3) How does it all end?

Let’s assume that the QE package works. The euro holds together, deflation is seen off, and the signs of recovery that some have pointed to become promising. In a few years’ time, we’re all back to happy pre-2008 times. It’s time to end the QE programme and to sell the bonds back to the market, as expected. This has to happen, it is assumed, or else QE really will have been little more than a money-printing exercise to write off debt. The whole exercise would have been a sham. So you have to unwind” QE.

But selling these bonds will push down their price and therefore push up interest rates. One estimate puts the cost to the Federal Reserve of unwinding its last QE intervention at over $500bn. We saw last year how even the threat of easing off on the current US QE programme provoked market panic, particularly across middle-income countries. No-one knows how to unwind a QE programme successfully, since no-one has done it before.

And hanging over it all is the prospect of a beggar-thy-neighbour race to devalue currencies. The currency in every economy where QE has been implemented has fallen in value against others – and the euro is no exception, falling to its lowest value in years after yesterday’s announcement. (The reason being that more euros in circulation mean their value, relative to other currencies, falls in trading.)

This is good news for exporters in the Eurozone, meaning cheaper exports and boosting demand. However, everyone else will face increased competition from newly-devalued euro exports. They may also be tempted to attempt competitive devaluations, meaning everyone competes to make their goods cheaper and cheaper. A desperate race to the bottom can set in (and may already be in train), matching what arguably happened in the 1930s as the Gold Standard collapsed.

A possible solution

The answer might be exactly as Syriza, likely victors in Sunday’s Greek elections suggest: to admit the inevitable need to write off debt. Combine this with what NEF has previously called strategic QE, and what Yannis Varoufakis, one of Syriza’s leading economists, has called for: instead of using QE money to buy up government bonds, get the cash directly into the real economy.

The ECB could buy up bonds from the European Investment Bank (EIB), and the EIB could go out and invest directly in infrastructure, boosting demand and creating tens of thousands of jobs – a veritable New Deal for Europe. The ECB won’t do this without exceptional pressure being applied; it’s taken this long to get the agreement we have, principally because of opposition from the German government.
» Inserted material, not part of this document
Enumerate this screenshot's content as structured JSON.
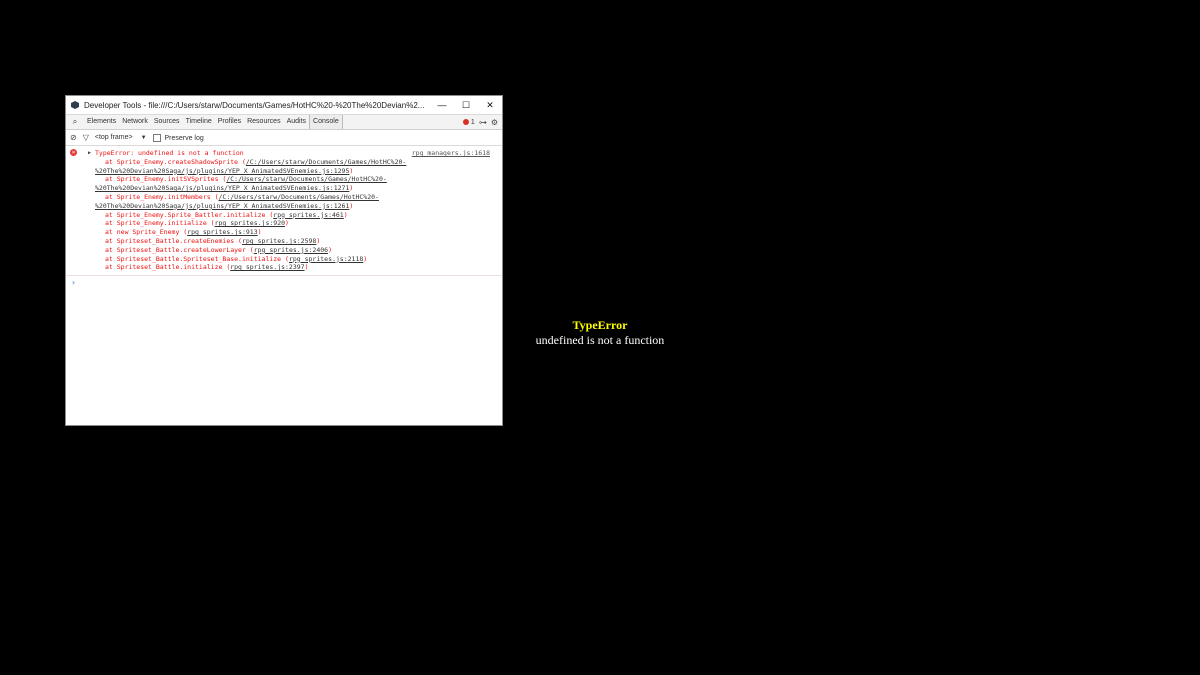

There is a decided lack of enthusiasm for weakening the strict dividing line between monetary and fiscal policy that strategic QE implies.

Debt write-off remains more likely. It’ll hurt the banks, and it’ll hurt the European institutions that now carry Greek debt. But the cost of the endless pretense that debts can be sustained, and the euro continue in its current form, is now looking like permanent stagnation.